Do fruits, vegetable, and beans cause gas?
WHAT THEY’RE SAYING
Some people experience uncomfortable bloating after eating beans, fruit or vegetables.
WHAT WE KNOW
Gas, or flatulence, can be caused by what you eat or drink. For example, some people are lactose intolerant and experience gas and other symptoms if they eat or drink dairy products. Adding more fiber to your diet from fruit, vegetables, beans, or whole grains can cause temporary gas that may decrease over time as your body adjusts.
HOW DO WE KNOW THIS?
Gas forms when bacteria in your colon ferment carbohydrates like fiber that aren’t digested in your small intestine. The best sources of fiber come from fruit, vegetables, beans, and whole grains and are often the cause of gas formation. Fiber has many health benefits, including keeping your digestive tract in good working order. Fiber can also help regulate blood sugar and cholesterol levels.

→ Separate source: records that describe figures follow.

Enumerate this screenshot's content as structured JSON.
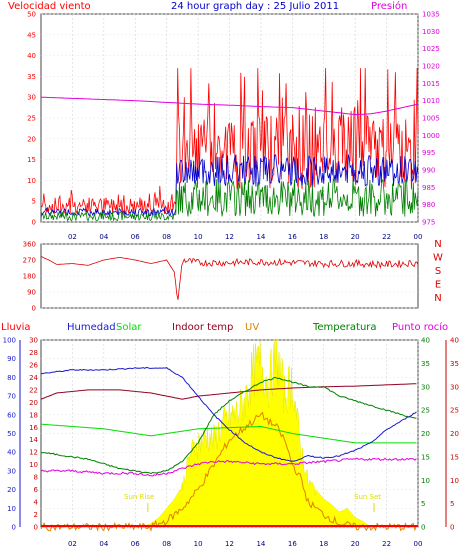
{
  "header": {
    "left_label": "Velocidad viento",
    "title": "24 hour graph day : 25 Julio 2011",
    "right_label": "Presión"
  },
  "legend": {
    "lluvia": "Lluvia",
    "humedad": "Humedad",
    "solar": "Solar",
    "indoor": "Indoor temp",
    "uv": "UV",
    "temperatura": "Temperatura",
    "rocio": "Punto rocío"
  },
  "annotations": {
    "sun_rise": "Sun Rise",
    "sun_set": "Sun Set"
  },
  "colors": {
    "wind": "#ff0000",
    "gust_mean": "#0000cc",
    "wind_green": "#008000",
    "pressure": "#e000e0",
    "direction": "#dd0000",
    "humidity": "#1a1ad0",
    "solar": "#ffff00",
    "indoor": "#900020",
    "uv": "#e08000",
    "temperature": "#008000",
    "dewpoint": "#e000e0",
    "green_light": "#00dd00",
    "axis": "#444444"
  },
  "chart_data": [
    {
      "type": "line",
      "name": "wind-pressure",
      "x_ticks": [
        "02",
        "04",
        "06",
        "08",
        "10",
        "12",
        "14",
        "16",
        "18",
        "20",
        "22",
        "00"
      ],
      "left_axis": {
        "ticks": [
          0,
          5,
          10,
          15,
          20,
          25,
          30,
          35,
          40,
          45,
          50
        ],
        "ylim": [
          0,
          50
        ]
      },
      "right_axis": {
        "ticks": [
          975,
          980,
          985,
          990,
          995,
          1000,
          1005,
          1010,
          1015,
          1020,
          1025,
          1030,
          1035
        ],
        "ylim": [
          975,
          1035
        ]
      },
      "pressure": {
        "x": [
          0,
          3,
          6,
          8,
          10,
          12,
          14,
          16,
          18,
          19,
          20,
          21,
          22,
          23,
          24
        ],
        "y": [
          1011,
          1010.5,
          1010,
          1009.5,
          1009,
          1008.7,
          1008.3,
          1008,
          1007,
          1006.5,
          1006,
          1006.2,
          1007,
          1008,
          1009
        ]
      },
      "wind_base_regions": [
        {
          "from": 0,
          "to": 8.6,
          "level": 3
        },
        {
          "from": 8.6,
          "to": 24,
          "level": 13
        }
      ]
    },
    {
      "type": "line",
      "name": "wind-direction",
      "x_ticks": [
        "02",
        "04",
        "06",
        "08",
        "10",
        "12",
        "14",
        "16",
        "18",
        "20",
        "22",
        "00"
      ],
      "left_axis": {
        "ticks": [
          0,
          90,
          180,
          270,
          360
        ],
        "ylim": [
          0,
          360
        ]
      },
      "right_labels": [
        "N",
        "W",
        "S",
        "E",
        "N"
      ],
      "direction": {
        "x": [
          0,
          0.5,
          1,
          2,
          3,
          4,
          5,
          6,
          7,
          8,
          8.5,
          8.7,
          9,
          10,
          12,
          14,
          16,
          18,
          20,
          22,
          24
        ],
        "y": [
          290,
          270,
          245,
          250,
          240,
          270,
          285,
          270,
          250,
          270,
          200,
          30,
          270,
          255,
          255,
          260,
          255,
          250,
          250,
          245,
          255
        ]
      }
    },
    {
      "type": "line",
      "name": "climate",
      "x_ticks": [
        "02",
        "04",
        "06",
        "08",
        "10",
        "12",
        "14",
        "16",
        "18",
        "20",
        "22",
        "00"
      ],
      "axis_humidity": {
        "ticks": [
          0,
          10,
          20,
          30,
          40,
          50,
          60,
          70,
          80,
          90,
          100
        ],
        "ylim": [
          0,
          100
        ]
      },
      "axis_indoor": {
        "ticks": [
          0,
          2,
          4,
          6,
          8,
          10,
          12,
          14,
          16,
          18,
          20,
          22,
          24,
          26,
          28,
          30
        ],
        "ylim": [
          0,
          30
        ]
      },
      "axis_temp": {
        "ticks": [
          0,
          5,
          10,
          15,
          20,
          25,
          30,
          35,
          40
        ],
        "ylim": [
          0,
          40
        ]
      },
      "axis_dew": {
        "ticks": [
          0,
          5,
          10,
          15,
          20,
          25,
          30,
          35,
          40
        ],
        "ylim": [
          0,
          40
        ]
      },
      "humidity": {
        "x": [
          0,
          1,
          2,
          4,
          6,
          7,
          8,
          9,
          10,
          11,
          12,
          13,
          14,
          15,
          16,
          17,
          18,
          19,
          20,
          21,
          22,
          23,
          24
        ],
        "y": [
          82,
          83,
          84,
          84,
          85,
          85,
          85,
          80,
          70,
          60,
          52,
          45,
          40,
          37,
          35,
          38,
          37,
          38,
          41,
          45,
          52,
          57,
          62
        ]
      },
      "indoor": {
        "x": [
          0,
          1,
          3,
          5,
          7,
          8,
          9,
          10,
          12,
          14,
          16,
          18,
          20,
          22,
          24
        ],
        "y": [
          20.5,
          21.5,
          22,
          22,
          21.5,
          21,
          20.5,
          21,
          21.5,
          22,
          22.3,
          22.5,
          22.6,
          22.8,
          23
        ]
      },
      "temperature": {
        "x": [
          0,
          1,
          2,
          3,
          4,
          5,
          6,
          7,
          8,
          9,
          10,
          11,
          12,
          13,
          14,
          15,
          16,
          17,
          18,
          19,
          20,
          21,
          22,
          23,
          24
        ],
        "y": [
          16,
          15.5,
          15,
          14.5,
          13.5,
          12.5,
          12,
          11.5,
          12,
          14,
          18,
          24,
          27,
          29,
          31,
          32,
          31,
          30,
          30,
          28,
          27,
          26,
          25,
          24,
          23
        ]
      },
      "solar_line": {
        "x": [
          0,
          4,
          7,
          8,
          10,
          14,
          16,
          20,
          24
        ],
        "y": [
          22,
          21,
          19.5,
          20,
          21,
          21.5,
          20,
          18,
          18
        ]
      },
      "dewpoint": {
        "x": [
          0,
          2,
          4,
          6,
          7,
          8,
          9,
          10,
          11,
          12,
          14,
          16,
          18,
          20,
          22,
          24
        ],
        "y": [
          12,
          12,
          11.5,
          11.5,
          11,
          11.5,
          12.5,
          13.5,
          14,
          14,
          13.5,
          13.5,
          14,
          14.5,
          14.5,
          14.5
        ]
      },
      "solar_radiation": {
        "x": [
          0,
          6.5,
          7,
          7.5,
          8,
          8.5,
          9,
          9.5,
          10,
          10.5,
          11,
          11.5,
          12,
          12.5,
          13,
          13.5,
          14,
          14.5,
          15,
          15.5,
          16,
          16.5,
          17,
          17.5,
          18,
          18.5,
          19,
          19.5,
          20,
          20.5,
          21,
          24
        ],
        "y": [
          0,
          0,
          2,
          5,
          10,
          15,
          22,
          40,
          46,
          50,
          48,
          55,
          60,
          62,
          70,
          85,
          90,
          78,
          95,
          72,
          80,
          45,
          25,
          20,
          15,
          12,
          8,
          10,
          5,
          3,
          0,
          0
        ]
      },
      "uv": {
        "x": [
          0,
          7,
          8,
          9,
          10,
          11,
          12,
          13,
          14,
          15,
          15.5,
          16,
          16.5,
          17,
          18,
          19,
          20,
          24
        ],
        "y": [
          0,
          0,
          0.5,
          1.5,
          3,
          5,
          7,
          8,
          9,
          8,
          7,
          5,
          4,
          2,
          1,
          0.3,
          0,
          0
        ]
      },
      "rain": 0,
      "sunrise": 6.8,
      "sunset": 21.2
    }
  ]
}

Gas can also be caused by antibiotics, irritable bowel syndrome, changes in hormone levels, or swallowing air while eating or drinking. Constipation can cause bloating, but usually not gas.
It’s important to eat fruits and vegetables because of the fiber as well as the many other important nutrients and beneficial compounds that we don’t yet fully understand. Most people experience a decline in gas after regularly consuming fiber-rich foods because the bacteria in the colon adjusts to the higher fiber diet; however, this may take as long as 2-4 weeks.
6 Ways to Prevent Gas
- Eat more slowly
- Chew food thoroughly
- Walk for 10-15 minutes after eating
- Do not chew gum
- Do not drink carbonated beverages
- Avoid artificial sweeteners, such as sorbitol and mannitol, found in some sugar-free foods, gums and candies.
Be sure to call your doctor or nurse if you have gas and other symptoms like stomach pain, nausea, vomiting, diarrhea, bloody stools, fever, chest pains, or if the pain remains constant or intense.